Have you noticed any perception changes in the “twitter background marketplace”? Do clients become easier to deal with (as probably now many know better what they want) or harder to please (due to the competition popping up everywhere)?
I think more people are seeing the benefit of having a custom background but I can’t say that I’ve seen any noticeable changes. Dealing with clients that either know exactly what they want or the ones that tell you that they won’t know what they want until they see it has always been something we deal with in the design business.
The sheer number of people offering twitter background design services probably quadruples every day but let’s admit it, the vast majority of them are not designers and quality of their work is low, really low. Do you have any advice for young TALENTED designers who want to break into the field? How not to get drawn in the sea of mediocrity and get noticed?
You’re right; most of them aren’t designers, but just like when Apple made desktop publishing something anyone could do and suddenly everyone thought they were graphic designers, time will separate the chaff from the wheat… or the milk from the cream… or one of those food analogies.
As for advice, I would tell them that no matter how good they get, they need to realize that they’ll never be as good as Hugh Briss and if they remember that, we’ll get along just fine.
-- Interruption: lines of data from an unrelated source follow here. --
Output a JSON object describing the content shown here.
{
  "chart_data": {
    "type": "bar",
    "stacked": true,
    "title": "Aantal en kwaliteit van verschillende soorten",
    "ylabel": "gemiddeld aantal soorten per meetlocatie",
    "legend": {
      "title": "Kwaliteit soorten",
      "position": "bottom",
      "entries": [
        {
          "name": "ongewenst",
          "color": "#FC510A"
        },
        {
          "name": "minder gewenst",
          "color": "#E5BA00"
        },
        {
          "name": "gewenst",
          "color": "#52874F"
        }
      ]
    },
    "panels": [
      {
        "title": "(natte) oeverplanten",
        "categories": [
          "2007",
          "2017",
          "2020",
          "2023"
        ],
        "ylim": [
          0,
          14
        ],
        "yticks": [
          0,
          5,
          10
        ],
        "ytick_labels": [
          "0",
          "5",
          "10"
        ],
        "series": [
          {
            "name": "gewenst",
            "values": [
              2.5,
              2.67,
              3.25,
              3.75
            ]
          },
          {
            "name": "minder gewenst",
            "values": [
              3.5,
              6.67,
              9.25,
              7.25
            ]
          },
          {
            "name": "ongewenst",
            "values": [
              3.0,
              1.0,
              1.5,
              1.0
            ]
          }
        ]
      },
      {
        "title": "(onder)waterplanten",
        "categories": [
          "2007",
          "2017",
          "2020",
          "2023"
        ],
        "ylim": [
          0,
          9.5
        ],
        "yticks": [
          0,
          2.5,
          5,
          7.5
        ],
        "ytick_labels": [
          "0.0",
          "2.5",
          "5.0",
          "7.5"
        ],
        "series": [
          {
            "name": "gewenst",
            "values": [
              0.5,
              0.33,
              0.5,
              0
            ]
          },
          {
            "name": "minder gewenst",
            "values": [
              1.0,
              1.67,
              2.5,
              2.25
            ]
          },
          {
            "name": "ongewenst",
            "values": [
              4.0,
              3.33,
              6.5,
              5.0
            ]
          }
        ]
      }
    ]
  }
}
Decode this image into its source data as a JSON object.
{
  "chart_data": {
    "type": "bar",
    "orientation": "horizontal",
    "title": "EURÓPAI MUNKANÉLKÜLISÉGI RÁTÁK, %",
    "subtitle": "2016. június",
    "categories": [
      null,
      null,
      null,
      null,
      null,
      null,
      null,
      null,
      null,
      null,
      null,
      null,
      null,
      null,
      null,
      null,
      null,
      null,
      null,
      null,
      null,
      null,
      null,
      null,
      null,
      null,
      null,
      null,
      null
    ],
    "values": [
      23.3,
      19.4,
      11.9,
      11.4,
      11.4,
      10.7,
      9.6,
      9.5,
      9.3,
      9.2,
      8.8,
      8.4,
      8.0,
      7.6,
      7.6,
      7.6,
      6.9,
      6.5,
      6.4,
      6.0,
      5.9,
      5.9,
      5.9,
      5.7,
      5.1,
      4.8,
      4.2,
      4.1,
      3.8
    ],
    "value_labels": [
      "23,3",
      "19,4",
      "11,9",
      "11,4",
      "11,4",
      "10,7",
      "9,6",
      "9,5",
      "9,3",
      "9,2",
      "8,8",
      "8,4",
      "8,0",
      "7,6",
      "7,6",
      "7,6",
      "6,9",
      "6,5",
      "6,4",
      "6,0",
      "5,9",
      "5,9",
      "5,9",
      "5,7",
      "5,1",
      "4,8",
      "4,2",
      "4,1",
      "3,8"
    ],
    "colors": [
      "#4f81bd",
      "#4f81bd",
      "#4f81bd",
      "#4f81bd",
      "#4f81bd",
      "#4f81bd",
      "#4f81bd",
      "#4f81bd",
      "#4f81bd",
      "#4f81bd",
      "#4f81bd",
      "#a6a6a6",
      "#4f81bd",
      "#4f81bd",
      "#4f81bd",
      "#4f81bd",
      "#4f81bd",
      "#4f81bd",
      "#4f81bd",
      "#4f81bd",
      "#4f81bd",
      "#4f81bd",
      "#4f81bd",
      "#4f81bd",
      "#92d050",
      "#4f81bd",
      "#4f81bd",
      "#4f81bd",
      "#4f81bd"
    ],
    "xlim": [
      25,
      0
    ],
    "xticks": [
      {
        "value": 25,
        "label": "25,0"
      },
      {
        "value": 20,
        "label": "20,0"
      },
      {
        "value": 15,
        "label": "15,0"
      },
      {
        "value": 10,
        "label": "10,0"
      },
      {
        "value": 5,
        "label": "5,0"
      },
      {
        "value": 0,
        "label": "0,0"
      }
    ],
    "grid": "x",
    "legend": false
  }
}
If you are given a choice to improve twitter by adding only one missing feature affecting backgrounds which one would it be: centering of the background image or an ability to embed hyperlinks into it? Why?
I don’t think we’ll ever see clickable links on backgrounds and I’m not sure I’d want to see that myself, but I’d have to say that centering the background would certainly make things easier and we’d be able to make better use of the right side instead of having to design knowing that there’s a good chance that depending on the viewer’s monitor resolution not everyone will see it. I’m sure the folks at Twitter realize that changing now would make most of the backgrounds out there no longer look the way they should; so I don’t think we’ll see them make a total switch from left anchored to centered but I would like to see them add it as an option.